For wastewater, only about 60% of the global population has sanitation coverage (sewerage). For wastewater treatment, almost 90% of the population in developed countries but less than 30% in developing countries has improved sanitation (including sewerage and waste water treatment, septic tanks, or latrines). In addition to GHG mitigation, improved sanitation and wastewater management provide a wide range of health and environmental co-benefits (high agreement, much evidence) [10.2, 10.3].
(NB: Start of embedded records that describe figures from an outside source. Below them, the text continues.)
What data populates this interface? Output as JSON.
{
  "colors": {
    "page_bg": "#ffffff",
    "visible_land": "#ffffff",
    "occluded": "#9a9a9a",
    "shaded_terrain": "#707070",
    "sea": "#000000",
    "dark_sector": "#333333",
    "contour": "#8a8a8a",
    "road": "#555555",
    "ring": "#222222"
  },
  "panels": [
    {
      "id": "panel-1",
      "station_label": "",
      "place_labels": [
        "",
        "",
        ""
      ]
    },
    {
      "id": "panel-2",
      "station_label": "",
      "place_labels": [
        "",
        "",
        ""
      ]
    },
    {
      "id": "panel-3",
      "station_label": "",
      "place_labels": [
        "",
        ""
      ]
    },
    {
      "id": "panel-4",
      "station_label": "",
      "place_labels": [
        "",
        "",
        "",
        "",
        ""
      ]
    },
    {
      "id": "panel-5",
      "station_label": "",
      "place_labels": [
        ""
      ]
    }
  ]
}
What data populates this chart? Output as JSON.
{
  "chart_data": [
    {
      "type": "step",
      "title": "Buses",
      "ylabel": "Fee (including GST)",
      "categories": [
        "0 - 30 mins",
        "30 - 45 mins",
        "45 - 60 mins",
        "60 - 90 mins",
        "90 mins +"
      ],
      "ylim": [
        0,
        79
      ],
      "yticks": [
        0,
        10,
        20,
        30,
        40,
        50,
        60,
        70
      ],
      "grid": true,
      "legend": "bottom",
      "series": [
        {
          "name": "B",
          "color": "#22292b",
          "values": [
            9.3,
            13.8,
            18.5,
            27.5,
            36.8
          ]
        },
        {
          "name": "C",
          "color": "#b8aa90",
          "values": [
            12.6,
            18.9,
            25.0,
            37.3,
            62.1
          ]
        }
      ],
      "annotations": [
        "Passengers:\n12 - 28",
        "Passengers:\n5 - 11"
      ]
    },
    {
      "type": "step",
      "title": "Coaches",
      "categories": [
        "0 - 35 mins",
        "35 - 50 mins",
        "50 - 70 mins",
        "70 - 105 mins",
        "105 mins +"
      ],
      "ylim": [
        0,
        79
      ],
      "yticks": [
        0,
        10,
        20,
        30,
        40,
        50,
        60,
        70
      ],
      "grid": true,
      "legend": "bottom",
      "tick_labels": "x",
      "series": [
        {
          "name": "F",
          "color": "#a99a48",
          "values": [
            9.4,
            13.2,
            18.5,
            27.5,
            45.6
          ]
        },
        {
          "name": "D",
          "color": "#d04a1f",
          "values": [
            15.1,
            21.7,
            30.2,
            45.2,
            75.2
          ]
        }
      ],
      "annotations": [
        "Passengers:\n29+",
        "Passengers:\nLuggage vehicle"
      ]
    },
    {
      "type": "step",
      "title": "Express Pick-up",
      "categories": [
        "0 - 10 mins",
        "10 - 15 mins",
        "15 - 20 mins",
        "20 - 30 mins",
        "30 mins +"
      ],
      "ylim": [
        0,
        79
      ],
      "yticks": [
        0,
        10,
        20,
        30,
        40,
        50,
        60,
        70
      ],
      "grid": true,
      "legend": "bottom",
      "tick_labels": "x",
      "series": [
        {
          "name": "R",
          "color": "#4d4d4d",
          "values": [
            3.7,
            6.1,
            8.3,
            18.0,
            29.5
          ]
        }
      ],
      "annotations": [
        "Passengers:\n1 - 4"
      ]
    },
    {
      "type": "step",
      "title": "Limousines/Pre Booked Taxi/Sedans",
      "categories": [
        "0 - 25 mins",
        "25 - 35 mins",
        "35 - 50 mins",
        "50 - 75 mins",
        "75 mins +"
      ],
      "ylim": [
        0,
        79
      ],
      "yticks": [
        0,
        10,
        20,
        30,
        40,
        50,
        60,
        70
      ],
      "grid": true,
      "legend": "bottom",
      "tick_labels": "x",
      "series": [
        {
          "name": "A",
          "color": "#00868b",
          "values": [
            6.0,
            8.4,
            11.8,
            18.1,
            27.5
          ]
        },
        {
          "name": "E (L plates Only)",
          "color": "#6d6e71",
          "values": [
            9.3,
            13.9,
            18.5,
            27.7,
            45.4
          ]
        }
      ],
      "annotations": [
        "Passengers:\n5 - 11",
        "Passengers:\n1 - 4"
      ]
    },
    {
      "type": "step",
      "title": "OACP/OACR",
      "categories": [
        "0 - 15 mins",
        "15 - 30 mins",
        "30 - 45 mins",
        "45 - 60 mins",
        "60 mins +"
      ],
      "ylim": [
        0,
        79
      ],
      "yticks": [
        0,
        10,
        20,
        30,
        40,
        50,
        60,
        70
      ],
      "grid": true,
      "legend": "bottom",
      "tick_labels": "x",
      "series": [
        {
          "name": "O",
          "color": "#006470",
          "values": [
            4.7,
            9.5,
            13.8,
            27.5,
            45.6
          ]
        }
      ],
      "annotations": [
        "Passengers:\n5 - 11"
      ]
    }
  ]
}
With respect to both waste and wastewater management in developing countries, two key constraints to sustainable development are the lack of financial resources and the selection of appropriate and truly sustainable technologies for a particular setting. It is a significant and costly challenge to implementing waste and wastewater collection, transport, recycling, treatment and residuals management in many developing countries. However, the implementation of sustainable waste and wastewater infrastructure yields multiple co-benefits to assist with the implementation of Millennium Development Goals (MDGs) via improved public health, conservation of water resources, and reduction of untreated discharges to air, surface water, groundwater, soils and coastal zones (high agreement, much evidence) [10.4].